|The Burnelli Conspiracy (continued)
In 1943, General "Hap" Arnold was concerned by the political stifling of the Burnelli design and took the logical approach that American pilots were being forced into inferior aircraft. Therefore, he requested the highly regarded Colonel Harold Hartney of World War I, 94th ("Hat In Ring") Aero Squadron fame, to conduct a complete survey of the Burnelli situation for insertion into the Pentagon files. Colonel Hartney enlisted the aid of the great Dr. Max Munk, who did an in-depth comparison of the Burnelli design with the one considered as "conventional". On safety, he concluded:
"The superior performance of the Burnelli plane is not, in any way, obtained by sacrificing a low landing speed. On the contrary, the Burnelli plane has a lower wing loading and, in consequence, will land much slower than the conventional plane. It is doubtful whether the high landing speed of the conventional plane makes it suitable for commercial operations."
Hartney himself wrote Arnold:
"Regarding safety, wing loading has been going up at such a dangerous rate of late that an effort of some kind must be made to stop it. With increased wing loading, the impact in a crash from greater speeds mounts up so rapidly that the chances of passengers surviving diminishes about as the square of the increased pounds per square foot loading, something most distressing which few seem to appreciate. I recommend that you direct a memorandum to the joint war production committee suggesting that planes of the Burnelli type be put on the integrated program of requirements. In making these recommendations I submit you will, by so doing, be making an attempt to secure safer airplanes and obtain less expensive airplanes."
Burnelli's hopes that when Roosevelt died all would be forgotten, and his lifting body genius would be widely recognized, proved to be unjustified. The military/industrial/political complex, firmly entrenched during the war, sank its roots deeper, and the conventional manufacturers, utilizing taxpayer-financed design criteria, imposed higher and higher take-off and landing speeds on the traveling public. In early 1948, ALPA President David Behnke told congress that:
"The current trend to higher wing loadings constitutes a hazard to safe flying. The airlines are looking to Rube Goldberg devices and excessive braking action in an effort to bridge the gap between the inadequacy of our airports and the hot performance characteristics of the planes."[Ed: See also ALPA letter to FAA of 1961]

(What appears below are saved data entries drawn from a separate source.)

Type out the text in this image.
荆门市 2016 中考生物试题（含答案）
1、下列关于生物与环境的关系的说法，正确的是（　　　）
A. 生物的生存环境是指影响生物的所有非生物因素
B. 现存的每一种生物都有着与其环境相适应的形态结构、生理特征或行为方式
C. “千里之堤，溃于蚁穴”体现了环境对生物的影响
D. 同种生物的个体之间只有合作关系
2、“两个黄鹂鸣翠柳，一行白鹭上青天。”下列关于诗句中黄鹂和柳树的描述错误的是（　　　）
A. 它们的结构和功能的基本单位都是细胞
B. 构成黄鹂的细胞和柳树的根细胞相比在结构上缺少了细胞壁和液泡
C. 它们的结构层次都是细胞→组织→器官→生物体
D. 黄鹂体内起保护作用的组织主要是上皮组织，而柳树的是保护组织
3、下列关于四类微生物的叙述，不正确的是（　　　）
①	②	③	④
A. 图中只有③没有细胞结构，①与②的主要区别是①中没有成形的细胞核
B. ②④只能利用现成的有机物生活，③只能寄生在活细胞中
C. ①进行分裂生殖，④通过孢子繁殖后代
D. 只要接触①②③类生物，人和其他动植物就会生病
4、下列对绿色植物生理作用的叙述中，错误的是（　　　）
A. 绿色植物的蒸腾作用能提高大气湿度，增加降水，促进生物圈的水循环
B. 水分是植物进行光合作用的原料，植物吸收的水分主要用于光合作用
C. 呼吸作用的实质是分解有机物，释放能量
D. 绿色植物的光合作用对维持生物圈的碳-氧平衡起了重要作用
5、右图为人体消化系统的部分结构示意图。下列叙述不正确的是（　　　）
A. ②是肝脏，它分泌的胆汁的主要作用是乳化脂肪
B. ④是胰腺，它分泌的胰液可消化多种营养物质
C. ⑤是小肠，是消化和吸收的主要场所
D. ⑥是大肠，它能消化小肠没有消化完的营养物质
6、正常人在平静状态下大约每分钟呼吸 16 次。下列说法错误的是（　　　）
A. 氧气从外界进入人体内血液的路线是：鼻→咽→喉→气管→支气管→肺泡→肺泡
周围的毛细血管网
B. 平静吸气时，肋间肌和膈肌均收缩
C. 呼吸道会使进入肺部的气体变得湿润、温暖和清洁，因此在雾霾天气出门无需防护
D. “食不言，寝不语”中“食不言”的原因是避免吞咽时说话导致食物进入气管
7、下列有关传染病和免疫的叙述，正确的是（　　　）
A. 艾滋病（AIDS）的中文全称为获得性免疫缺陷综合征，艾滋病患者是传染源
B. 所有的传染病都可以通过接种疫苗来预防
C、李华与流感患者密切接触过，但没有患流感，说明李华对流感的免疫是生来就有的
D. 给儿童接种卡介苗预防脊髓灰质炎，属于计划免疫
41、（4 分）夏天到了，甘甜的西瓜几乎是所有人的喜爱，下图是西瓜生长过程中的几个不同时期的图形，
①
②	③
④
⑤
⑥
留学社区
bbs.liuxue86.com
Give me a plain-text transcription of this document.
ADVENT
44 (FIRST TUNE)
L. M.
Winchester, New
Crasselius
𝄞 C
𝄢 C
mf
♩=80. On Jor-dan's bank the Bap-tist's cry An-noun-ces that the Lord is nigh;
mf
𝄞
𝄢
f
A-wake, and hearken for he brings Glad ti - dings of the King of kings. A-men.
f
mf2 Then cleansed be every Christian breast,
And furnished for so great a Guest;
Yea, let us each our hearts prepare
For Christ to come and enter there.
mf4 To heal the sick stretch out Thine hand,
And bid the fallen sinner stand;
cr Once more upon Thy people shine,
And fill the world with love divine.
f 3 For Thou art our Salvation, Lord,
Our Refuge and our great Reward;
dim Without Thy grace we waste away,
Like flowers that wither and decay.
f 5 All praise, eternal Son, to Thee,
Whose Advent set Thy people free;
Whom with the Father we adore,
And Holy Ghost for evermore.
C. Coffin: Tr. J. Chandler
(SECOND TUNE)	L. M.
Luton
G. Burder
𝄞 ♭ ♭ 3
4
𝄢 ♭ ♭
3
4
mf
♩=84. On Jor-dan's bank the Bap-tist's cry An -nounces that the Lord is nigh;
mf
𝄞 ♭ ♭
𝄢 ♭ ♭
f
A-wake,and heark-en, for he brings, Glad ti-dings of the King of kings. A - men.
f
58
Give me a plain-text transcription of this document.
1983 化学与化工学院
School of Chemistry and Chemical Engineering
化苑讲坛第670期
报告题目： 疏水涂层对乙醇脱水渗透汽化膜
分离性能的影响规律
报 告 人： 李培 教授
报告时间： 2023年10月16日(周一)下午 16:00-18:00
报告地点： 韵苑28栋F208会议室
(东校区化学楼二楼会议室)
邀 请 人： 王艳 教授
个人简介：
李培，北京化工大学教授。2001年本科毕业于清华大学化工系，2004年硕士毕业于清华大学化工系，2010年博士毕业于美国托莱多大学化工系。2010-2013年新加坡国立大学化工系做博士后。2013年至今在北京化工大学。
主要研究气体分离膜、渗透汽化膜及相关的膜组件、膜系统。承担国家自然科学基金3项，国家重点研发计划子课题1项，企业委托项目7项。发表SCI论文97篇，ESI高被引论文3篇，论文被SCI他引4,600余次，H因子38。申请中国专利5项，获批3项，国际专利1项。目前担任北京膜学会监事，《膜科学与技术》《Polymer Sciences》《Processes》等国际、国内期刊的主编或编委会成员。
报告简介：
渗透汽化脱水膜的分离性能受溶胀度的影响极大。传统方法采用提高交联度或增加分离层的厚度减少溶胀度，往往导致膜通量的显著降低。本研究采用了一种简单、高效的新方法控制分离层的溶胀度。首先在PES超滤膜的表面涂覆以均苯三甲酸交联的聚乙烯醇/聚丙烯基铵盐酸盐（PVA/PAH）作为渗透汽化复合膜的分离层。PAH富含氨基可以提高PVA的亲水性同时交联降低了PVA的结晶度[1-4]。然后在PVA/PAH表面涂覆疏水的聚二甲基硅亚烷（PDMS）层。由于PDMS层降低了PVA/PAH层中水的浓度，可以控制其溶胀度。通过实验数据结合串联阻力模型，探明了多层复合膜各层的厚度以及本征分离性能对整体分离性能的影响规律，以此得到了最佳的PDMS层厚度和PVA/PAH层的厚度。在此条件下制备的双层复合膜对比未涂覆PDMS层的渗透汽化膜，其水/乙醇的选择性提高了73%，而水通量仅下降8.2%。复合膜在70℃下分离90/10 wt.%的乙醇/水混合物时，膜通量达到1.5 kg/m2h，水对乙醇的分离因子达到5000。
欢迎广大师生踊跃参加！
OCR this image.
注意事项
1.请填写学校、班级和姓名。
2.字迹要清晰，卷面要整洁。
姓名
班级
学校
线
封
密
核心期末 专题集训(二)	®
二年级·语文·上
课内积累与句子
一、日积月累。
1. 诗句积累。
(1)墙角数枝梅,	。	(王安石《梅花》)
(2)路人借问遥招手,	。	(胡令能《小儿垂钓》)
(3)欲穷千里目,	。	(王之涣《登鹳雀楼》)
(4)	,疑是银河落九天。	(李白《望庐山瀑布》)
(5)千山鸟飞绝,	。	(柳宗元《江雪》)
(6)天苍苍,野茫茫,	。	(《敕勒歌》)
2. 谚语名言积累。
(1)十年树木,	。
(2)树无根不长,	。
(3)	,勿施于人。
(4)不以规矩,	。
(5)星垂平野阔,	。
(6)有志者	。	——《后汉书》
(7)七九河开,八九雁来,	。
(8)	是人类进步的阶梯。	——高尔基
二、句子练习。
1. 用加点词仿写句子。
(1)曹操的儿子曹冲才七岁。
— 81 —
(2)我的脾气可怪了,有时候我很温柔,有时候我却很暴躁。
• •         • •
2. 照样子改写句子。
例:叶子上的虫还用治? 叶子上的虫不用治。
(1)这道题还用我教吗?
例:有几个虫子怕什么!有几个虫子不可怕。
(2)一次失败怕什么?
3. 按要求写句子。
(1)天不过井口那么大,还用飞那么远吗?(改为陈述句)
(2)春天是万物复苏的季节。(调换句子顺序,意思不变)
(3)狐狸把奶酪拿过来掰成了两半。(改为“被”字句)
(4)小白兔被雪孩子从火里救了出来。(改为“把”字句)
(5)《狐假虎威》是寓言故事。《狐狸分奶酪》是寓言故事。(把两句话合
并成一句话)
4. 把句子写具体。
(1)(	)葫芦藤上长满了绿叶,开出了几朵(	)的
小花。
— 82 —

In spite of professional testimony like this, the manufacturers locked into an inferior design criterion and, concerned over infringement of the Burnelli patents, kept increasing wing loadings and consequent take-off and landing speeds until they achieved V- 2 speeds over 175 knots in the DC-10 and Boeing 747. Simultaneously, with no restraint from the F.A.A. or the Flight Safety Foundation, they commenced installing fuel tanks underneath the passenger seats in the fuselage. All this, in spite of the fact that they were notified by the tire manufacturers that tire technology was already stretched.